[Python-Dev] Filename as byte string in python 2.6 or 3.0?

Tue Sep 30 11:45:31 CEST 2008

Adam Olsen wrote:
> Lossy conversion just moves around what gets treated as garbage.  As
> all valid unicode scalars can be round tripped, there's no way to
> create a valid unicode file name without being lossy.  The alternative
> is not be valid unicode, but since we can't use such objects with
> external libs, can't even print them, we might as well call them
> something else.  We already have a name for that: bytes.

To my mind, there are two kinds of app in the world when it comes to
file paths:
1) "Normal" apps (e.g. a word processor), that are only interested in
files with sane, well-formed file names that can be properly decoded to
Unicode with the filesystem encoding identified by Python. If there is
invalid data on the filesystem, they don't care and don't want to see it
or have to deal with it.
2) "Filesystem" apps (e.g. a filesystem explorer), that need to be able
to deal with malformed filenames that may not decode properly using the
identified filesystem encoding.

For the former category of apps, the presence of a malformed filename
should NOT disrupt the processing of well-formed files and directories.
Those applications should "just work", even if the underlying filesystem
has a few broken filenames.

The latter category of applications need some way of defining their own
application-specific handling of malformed names.

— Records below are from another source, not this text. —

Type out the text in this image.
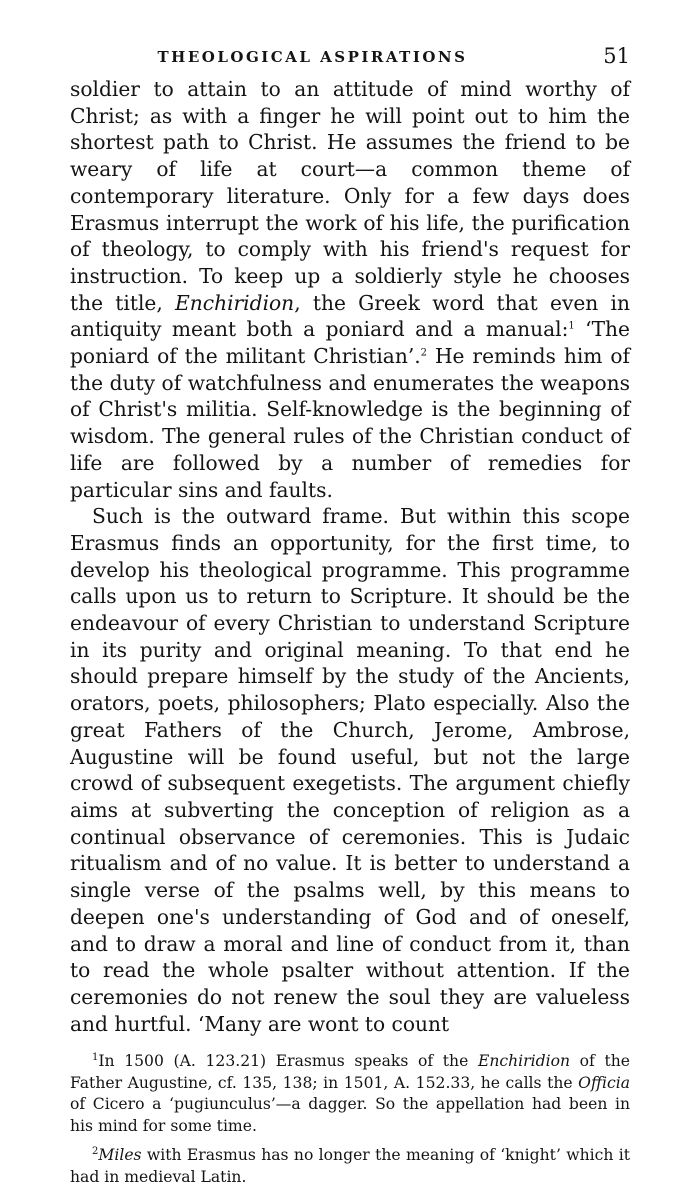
THEOLOGICAL ASPIRATIONS	51

soldier to attain to an attitude of mind worthy of Christ; as with a finger he will point out to him the shortest path to Christ. He assumes the friend to be weary of life at court—a common theme of contemporary literature. Only for a few days does Erasmus interrupt the work of his life, the purification of theology, to comply with his friend's request for instruction. To keep up a soldierly style he chooses the title, Enchiridion, the Greek word that even in antiquity meant both a poniard and a manual:$^1$ ‘The poniard of the militant Christian’.$^2$ He reminds him of the duty of watchfulness and enumerates the weapons of Christ's militia. Self-knowledge is the beginning of wisdom. The general rules of the Christian conduct of life are followed by a number of remedies for particular sins and faults.

Such is the outward frame. But within this scope Erasmus finds an opportunity, for the first time, to develop his theological programme. This programme calls upon us to return to Scripture. It should be the endeavour of every Christian to understand Scripture in its purity and original meaning. To that end he should prepare himself by the study of the Ancients, orators, poets, philosophers; Plato especially. Also the great Fathers of the Church, Jerome, Ambrose, Augustine will be found useful, but not the large crowd of subsequent exegetists. The argument chiefly aims at subverting the conception of religion as a continual observance of ceremonies. This is Judaic ritualism and of no value. It is better to understand a single verse of the psalms well, by this means to deepen one's understanding of God and of oneself, and to draw a moral and line of conduct from it, than to read the whole psalter without attention. If the ceremonies do not renew the soul they are valueless and hurtful. ‘Many are wont to count

$^1$In 1500 (A. 123.21) Erasmus speaks of the Enchiridion of the Father Augustine, cf. 135, 138; in 1501, A. 152.33, he calls the Officia of Cicero a ‘pugiunculus’—a dagger. So the appellation had been in his mind for some time.

$^2$Miles with Erasmus has no longer the meaning of ‘knight’ which it had in medieval Latin.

That screams "callback" to me - and one mechanism to achieve that would
be to expose the unicode "errors" argument for filesystem operations
that return file paths (e.g. os.getcwd(), os.listdir(), os.readlink(),
os.walk()).

Once that was exposed, the existing error handling machinery in the
codecs module could be used to allow applications to define their own
custom error handling for Unicode decode errors in these operations.
(e.g. set "codecs.register_error('bad_filepath',
handle_filepath_error)", then use "errors='bad_filepath'" in the
relevant os API calls)

The default handling could be left at "strict", with os.listdir() and
os.walk() specifically ignoring path entries that trigger
UnicodeDecodeError.

getcwd() and readlink() could just propagate the exception, since they
have no other information to return.

Cheers,
Nick.

-- 
Nick Coghlan   |   ncoghlan at gmail.com   |   Brisbane, Australia
---------------------------------------------------------------
            http://www.boredomandlaziness.org